Ultimately, I think pregnancy should be in the hands of two people: the mother AND father. People who are forced into parenthood don't always become the best of parents. If two people get pregnant, and the man doesn't want to be a father, consider both circumstances.
For example, my roommate and I are in a sexual relationship. He's a very good friend of mine; we've known since before I knew my daughter's father. I'm still emotionally damaged from my ex, and have some amount of emotional scarring that keeps me from even wanting to look for a new relationship. Likewise, my roommate's fiancee died suddenly two years ago from an aneurism, and he's unable to emotionally connect with others. We have no intention of marrying or having children, but we both understand that contraception isn't 100% effective.
He doesn't want to be a dad. At all. The idea terrifies him, even in the abstract. Does that mean he should be relegated to monkhood, as the don't-want-babies-don't-have-sex-ers would say? Fuck that. He's an adult, and a human. Same for me.
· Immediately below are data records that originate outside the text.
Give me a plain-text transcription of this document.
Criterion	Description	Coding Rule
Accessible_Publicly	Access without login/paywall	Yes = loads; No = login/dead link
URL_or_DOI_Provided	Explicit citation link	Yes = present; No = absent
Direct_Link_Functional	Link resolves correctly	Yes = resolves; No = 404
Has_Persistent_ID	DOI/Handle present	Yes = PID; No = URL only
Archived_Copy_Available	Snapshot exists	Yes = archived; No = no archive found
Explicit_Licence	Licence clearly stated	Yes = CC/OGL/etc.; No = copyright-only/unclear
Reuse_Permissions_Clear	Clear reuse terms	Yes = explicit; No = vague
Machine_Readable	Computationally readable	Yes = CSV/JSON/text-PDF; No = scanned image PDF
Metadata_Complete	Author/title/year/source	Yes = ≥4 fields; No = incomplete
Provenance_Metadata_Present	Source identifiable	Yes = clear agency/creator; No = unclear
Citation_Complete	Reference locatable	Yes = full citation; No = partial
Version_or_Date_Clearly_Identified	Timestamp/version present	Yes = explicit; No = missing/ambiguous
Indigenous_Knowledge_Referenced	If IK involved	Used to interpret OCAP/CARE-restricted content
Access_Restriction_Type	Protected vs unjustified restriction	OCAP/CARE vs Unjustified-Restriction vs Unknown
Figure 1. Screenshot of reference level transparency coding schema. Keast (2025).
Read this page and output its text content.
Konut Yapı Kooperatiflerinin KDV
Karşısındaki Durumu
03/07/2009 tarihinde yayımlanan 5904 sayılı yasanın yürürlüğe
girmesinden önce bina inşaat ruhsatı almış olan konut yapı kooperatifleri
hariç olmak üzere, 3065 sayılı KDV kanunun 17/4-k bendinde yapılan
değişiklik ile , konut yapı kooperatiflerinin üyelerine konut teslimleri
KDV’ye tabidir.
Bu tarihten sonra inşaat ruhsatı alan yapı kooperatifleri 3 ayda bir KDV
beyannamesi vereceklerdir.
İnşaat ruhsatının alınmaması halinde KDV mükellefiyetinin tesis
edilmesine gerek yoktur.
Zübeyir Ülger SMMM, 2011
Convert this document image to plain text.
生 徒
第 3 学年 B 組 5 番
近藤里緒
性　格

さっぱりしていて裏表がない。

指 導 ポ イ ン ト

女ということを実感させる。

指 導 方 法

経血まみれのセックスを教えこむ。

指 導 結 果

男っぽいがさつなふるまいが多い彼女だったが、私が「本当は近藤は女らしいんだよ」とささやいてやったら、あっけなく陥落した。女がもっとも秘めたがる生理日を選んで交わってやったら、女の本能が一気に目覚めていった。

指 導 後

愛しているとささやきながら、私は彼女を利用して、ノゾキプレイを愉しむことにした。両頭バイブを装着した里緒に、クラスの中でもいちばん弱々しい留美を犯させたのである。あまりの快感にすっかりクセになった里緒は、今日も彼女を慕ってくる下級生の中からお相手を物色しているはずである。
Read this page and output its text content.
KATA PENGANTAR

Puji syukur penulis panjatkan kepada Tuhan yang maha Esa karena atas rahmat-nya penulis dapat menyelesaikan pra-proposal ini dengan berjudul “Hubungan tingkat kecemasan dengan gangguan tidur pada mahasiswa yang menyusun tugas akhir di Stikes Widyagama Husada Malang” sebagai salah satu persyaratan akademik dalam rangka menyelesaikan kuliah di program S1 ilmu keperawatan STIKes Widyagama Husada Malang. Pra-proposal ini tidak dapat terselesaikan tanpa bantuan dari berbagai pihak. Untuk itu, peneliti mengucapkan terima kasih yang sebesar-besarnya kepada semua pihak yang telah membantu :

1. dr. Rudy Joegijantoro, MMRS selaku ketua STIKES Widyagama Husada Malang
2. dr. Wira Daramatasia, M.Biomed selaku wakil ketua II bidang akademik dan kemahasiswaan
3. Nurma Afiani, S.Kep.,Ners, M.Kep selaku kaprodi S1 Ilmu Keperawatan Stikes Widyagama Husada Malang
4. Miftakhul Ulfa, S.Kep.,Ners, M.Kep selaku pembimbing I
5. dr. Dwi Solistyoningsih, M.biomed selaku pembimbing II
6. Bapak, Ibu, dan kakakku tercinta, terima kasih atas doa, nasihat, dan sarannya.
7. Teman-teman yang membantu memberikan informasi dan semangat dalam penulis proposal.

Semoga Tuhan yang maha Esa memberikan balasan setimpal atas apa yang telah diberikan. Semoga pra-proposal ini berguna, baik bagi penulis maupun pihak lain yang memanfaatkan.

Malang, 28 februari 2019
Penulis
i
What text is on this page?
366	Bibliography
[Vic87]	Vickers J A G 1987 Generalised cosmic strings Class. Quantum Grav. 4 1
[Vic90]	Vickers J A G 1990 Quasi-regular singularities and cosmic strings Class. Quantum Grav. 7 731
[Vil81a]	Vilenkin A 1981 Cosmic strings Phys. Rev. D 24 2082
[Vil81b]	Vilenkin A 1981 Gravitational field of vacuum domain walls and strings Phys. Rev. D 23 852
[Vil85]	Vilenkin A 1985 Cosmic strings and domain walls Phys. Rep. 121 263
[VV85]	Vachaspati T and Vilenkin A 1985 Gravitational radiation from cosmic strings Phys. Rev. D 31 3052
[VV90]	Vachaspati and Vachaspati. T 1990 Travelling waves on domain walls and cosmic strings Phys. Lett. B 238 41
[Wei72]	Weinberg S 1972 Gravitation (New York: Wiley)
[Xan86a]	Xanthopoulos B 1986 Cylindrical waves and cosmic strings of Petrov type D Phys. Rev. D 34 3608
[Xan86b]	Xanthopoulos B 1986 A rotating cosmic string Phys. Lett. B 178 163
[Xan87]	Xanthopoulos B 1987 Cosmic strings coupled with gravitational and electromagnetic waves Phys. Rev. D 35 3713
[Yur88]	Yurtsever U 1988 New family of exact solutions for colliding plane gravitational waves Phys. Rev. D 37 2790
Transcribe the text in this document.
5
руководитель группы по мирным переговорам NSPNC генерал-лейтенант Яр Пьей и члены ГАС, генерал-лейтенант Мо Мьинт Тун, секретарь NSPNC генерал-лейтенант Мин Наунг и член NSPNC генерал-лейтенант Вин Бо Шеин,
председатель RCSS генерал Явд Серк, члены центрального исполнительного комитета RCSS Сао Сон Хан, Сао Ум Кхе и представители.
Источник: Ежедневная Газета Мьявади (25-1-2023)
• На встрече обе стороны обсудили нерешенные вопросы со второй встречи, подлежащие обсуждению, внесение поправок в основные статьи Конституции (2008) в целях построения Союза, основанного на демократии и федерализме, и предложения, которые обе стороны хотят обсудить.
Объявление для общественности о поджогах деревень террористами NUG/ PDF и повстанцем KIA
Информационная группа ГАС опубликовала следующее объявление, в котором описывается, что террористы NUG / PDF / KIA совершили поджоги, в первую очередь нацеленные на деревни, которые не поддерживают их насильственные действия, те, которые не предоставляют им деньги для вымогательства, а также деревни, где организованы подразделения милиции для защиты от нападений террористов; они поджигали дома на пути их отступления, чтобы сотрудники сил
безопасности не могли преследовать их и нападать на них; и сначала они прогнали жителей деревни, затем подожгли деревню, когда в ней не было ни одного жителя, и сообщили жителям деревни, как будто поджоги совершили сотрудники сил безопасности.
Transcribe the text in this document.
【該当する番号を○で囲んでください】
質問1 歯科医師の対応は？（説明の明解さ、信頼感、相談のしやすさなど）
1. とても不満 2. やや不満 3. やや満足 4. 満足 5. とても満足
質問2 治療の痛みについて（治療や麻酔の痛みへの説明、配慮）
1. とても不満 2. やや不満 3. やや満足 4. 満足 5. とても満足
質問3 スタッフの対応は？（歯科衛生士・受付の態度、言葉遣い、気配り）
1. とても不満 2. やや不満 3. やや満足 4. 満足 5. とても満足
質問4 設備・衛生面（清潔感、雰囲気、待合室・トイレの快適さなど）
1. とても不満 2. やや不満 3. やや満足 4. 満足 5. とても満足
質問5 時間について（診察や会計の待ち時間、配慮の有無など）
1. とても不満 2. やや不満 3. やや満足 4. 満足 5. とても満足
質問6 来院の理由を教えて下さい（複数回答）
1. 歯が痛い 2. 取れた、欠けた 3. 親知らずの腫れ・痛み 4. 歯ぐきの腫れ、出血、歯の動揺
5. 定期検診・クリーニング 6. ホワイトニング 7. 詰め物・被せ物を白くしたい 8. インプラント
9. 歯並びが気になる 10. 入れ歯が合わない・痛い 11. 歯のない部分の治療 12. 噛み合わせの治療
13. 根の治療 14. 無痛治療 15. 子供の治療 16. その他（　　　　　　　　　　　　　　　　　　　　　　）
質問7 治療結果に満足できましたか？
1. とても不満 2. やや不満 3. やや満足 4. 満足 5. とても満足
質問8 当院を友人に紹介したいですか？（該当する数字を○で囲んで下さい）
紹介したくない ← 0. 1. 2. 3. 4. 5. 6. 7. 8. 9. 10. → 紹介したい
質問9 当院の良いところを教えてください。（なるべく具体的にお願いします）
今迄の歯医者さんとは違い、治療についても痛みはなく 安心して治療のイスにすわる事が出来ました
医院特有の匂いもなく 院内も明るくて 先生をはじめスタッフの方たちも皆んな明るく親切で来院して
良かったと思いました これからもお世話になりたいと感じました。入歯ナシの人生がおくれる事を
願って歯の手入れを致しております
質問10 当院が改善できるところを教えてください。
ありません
BUT. That doesn't mean that I won't take his stance into account. We've already discussed the fact that I'm anti-abortion. For me. I cannot bring myself to abort a baby because I know that I would love it with all my heart and soul, just like I do Kelsa.
However, in deference to the fact that this hypothetical pregnancy will certainly be an accident, and unwanted on his end, I fully intend to offer him the opportunity to waive his legal rights and responsibilities. Hell, I'll even help hide it from his momma, if he asks, so that he doesn't have to feel pressure from her to step into a role he doesn't want. NO ONE should be forced into parenthood. And I don't feel it's right to force someone to pay for a lifetime for an accident. Or in this case, force our child to feel unwanted. All I ask is for my roommate's name on the birth certificate, and a promise for medical aid if our child has need of it (such as needing transplants or something like that.)
And I know someone might be asking "why not offer the same thing to that deadbeat baby daddy you already have?" My reason there also takes into circumstances. My ex and I had set the date for our wedding. We'd been common law married for two years, together two and a half. We agreed that we were going to stop protected sex and let it happen if it happened.
My ex and I didn't get pregnant on accident. We agreed to it, and he *changed his mind later.* Not just about the baby, but me as well. He never asked for an abortion, just for me to leave and he would 'come and visit.' And as I've told him before, our daughter isn't a puppy that you can un-adopt and send back to the pound. She's a living, breathing, human being with feelings and thoughts and understanding. Once she was born, she was his responsibility as well as mine, because he chose to help bring her into being. That he's a shitty parent is neither my fault nor hers. All I can do is be the best mom I can in his place, and hold him accountable for his choices.
All right; my 'vague thought' took a lot more space and energy than I intended. I need a nap.